Well, we all learned a bitter lesson.

Eric Chen

Dzhokhar's case is especially disturbing because he was better than ordinary. His history was a model American immigrant success story, which I appreciate as a 1st generation American.

The worst thing that's been said about him is he smoked marijuana, which is not abnormal. Certainly, more than a few high-achieving Columbia students share the same habit. Dzhokar, by all accounts, was no misfit or bullied outcast. He's athletic, smart, and handsome. He seemed well adjusted and assimilated, had friends, and was popular, well liked by peers and adults, and successful at everything he did. He profiles as a golden boy or big man on campus type, a young man who might have been elected mayor of Boston someday as a native son, not an Islamic terrorist who kills and maims Boston Marathon spectators as though he were a foreign enemy.

The compassionate, empathic reflex is to ask what America did wrong by the Tsarnaev brothers. (They also have 2 sisters.) Except, at least in Dzokhar's case, it appears America - and Boston - did everything right and he was on his way to fulfilling the American dream.
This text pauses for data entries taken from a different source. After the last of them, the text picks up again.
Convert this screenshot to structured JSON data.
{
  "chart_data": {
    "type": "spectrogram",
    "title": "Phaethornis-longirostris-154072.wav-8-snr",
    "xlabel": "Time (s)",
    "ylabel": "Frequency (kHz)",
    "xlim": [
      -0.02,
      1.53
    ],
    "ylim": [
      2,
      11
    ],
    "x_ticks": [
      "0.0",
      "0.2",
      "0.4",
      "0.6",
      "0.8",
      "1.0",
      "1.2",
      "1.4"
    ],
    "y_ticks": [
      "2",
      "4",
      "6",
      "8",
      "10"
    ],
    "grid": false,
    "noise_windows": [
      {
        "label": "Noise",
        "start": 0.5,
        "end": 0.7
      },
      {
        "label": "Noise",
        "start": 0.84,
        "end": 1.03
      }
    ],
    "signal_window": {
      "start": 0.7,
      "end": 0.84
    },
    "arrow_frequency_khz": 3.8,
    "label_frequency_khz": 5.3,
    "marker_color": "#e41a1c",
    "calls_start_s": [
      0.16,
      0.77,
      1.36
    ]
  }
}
Yet radical Islam was more powerful than the American dream and Dzokhar's Boston roots.

If Nidal Hassan, who as an Army officer and medical doctor possessed a double ethos that should have stopped any inkling of hurting soldiers, and a popular, friendly, high-achiever like Dzokhar Tsarnaev can be radicalized sufficiently to attempt mass murder within their own communities, then we have a problem that we have yet to appreciate enough.

"For the intelligence community, for everyone involved in homeland security efforts, there are many remaining questions that need to be answered."
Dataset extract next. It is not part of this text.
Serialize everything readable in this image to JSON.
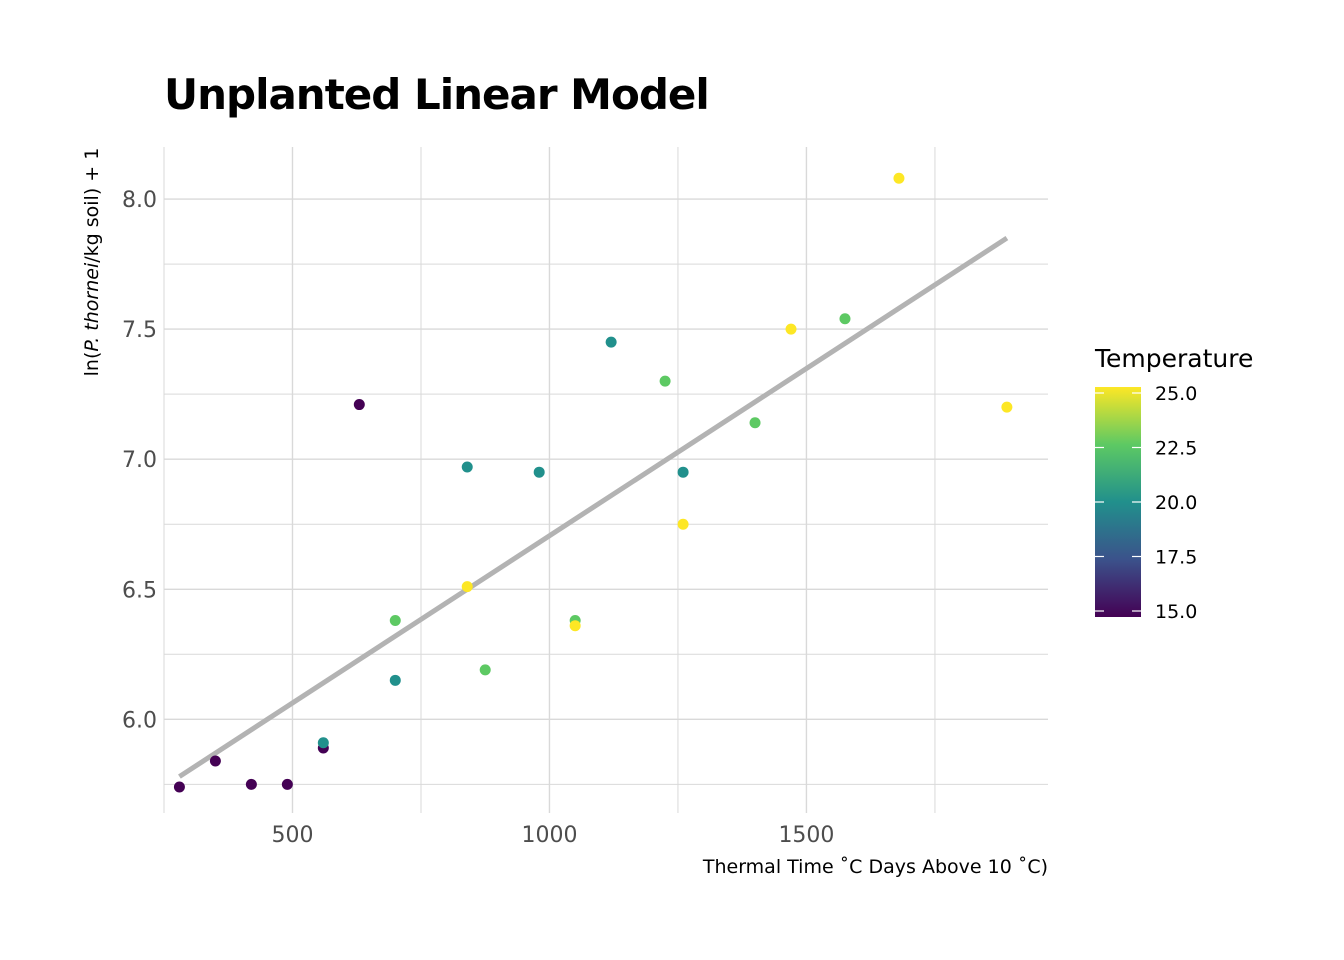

How can terrorist attacks be carried out by people that the FBI investigated and cleared? To begin answering that question, look at your previous post.

You're an academic expert in the field, yet even your reflexive reaction to the Boston Marathon bombing was a politically correct deflection of the Islamist danger.

I know you know better. It's revealing. If someone with your expertise can make that kind of mistake, I can understand the FBI is handicapped by the same politically correct bias when assessing potential Islamic terrorists.

When it comes to the Islamist threat, political correctness by our protectors risks lives. People have died. Given your position, I hope you will help train our authorities to save lives by curing them of politically correct bias so they can see the enemy clearly.